- CHAPITRE 3 ###
Ca y est, la nuit était presque tombé, il était 21h00 et les invités venaient seulement d´arrivé.
Avant leur entrée dans la maison, ma "maitresse" m´ordonna de m´allonger devant la porte pour servir de paillasson.
Dés la rentrée de la mère dans la maison, les obsénités commencerent :
-C´est ça ton petit batard ?
-Oui maman, essuie toi les pieds, je t´en prie repondit ma "maitresse".
Toutes les personnes de la famille s´essuyerent et tapèrent leurs pieds contre mon dos, seul le frère hésita quelques secondes.Sa soeur insista :
-Vas-y essuie toi, il est fait pour ça ce clebard !

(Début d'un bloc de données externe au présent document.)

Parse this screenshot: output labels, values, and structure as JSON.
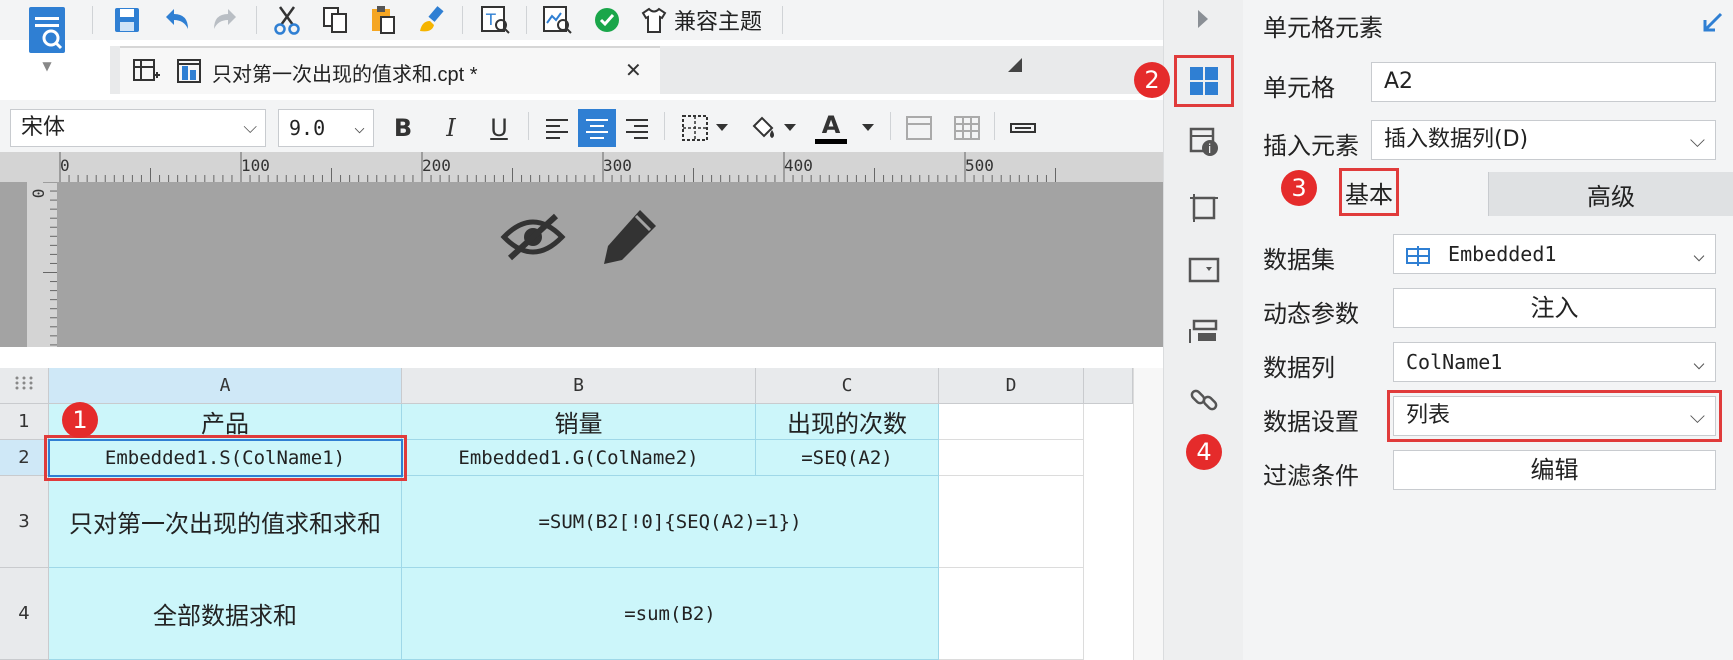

Le frère s´essuya alors les pieds sur moi.
Lorsque le diner commença, vers 22h00, je servais de serveur mais pas debout bien sur.

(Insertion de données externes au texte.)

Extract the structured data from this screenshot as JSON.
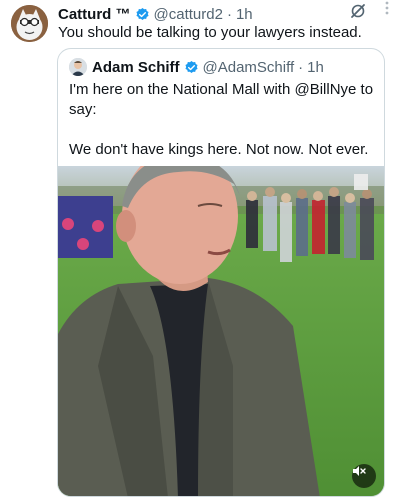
{
  "tweet": {
    "author": "Catturd ™",
    "handle": "@catturd2",
    "separator": "·",
    "time": "1h",
    "text": "You should be talking to your lawyers instead."
  },
  "quoted": {
    "author": "Adam Schiff",
    "handle": "@AdamSchiff",
    "separator": "·",
    "time": "1h",
    "line1": "I'm here on the National Mall with @BillNye to say:",
    "line2": "We don't have kings here. Not now. Not ever."
  },
  "colors": {
    "verified": "#1d9bf0",
    "text": "#0f1419",
    "secondary": "#536471",
    "border": "#cfd9de"
  },
  "icons": {
    "verified": "verified-badge-icon",
    "grok": "grok-icon",
    "more": "more-icon",
    "mute": "volume-muted-icon"
  }
}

J´étais à quattres pattes et je portais les plats de la cuisine jusqu´à la salle à manger.
Les plats en métal encore brulants, me faisait des plaques rouges sur le dos.
J´entendais les différentes discussions des membres de la famille.
Le père,Jack, était à la retraite, la mère, Martine, travaillait dans l´imprimerie, une des soeurs était journaliste, et la deuxieme soeur et le frère était au chomage.
Je n´ai rien pu apprendre du travail de ma "maitresse", ni sa vie personnelle.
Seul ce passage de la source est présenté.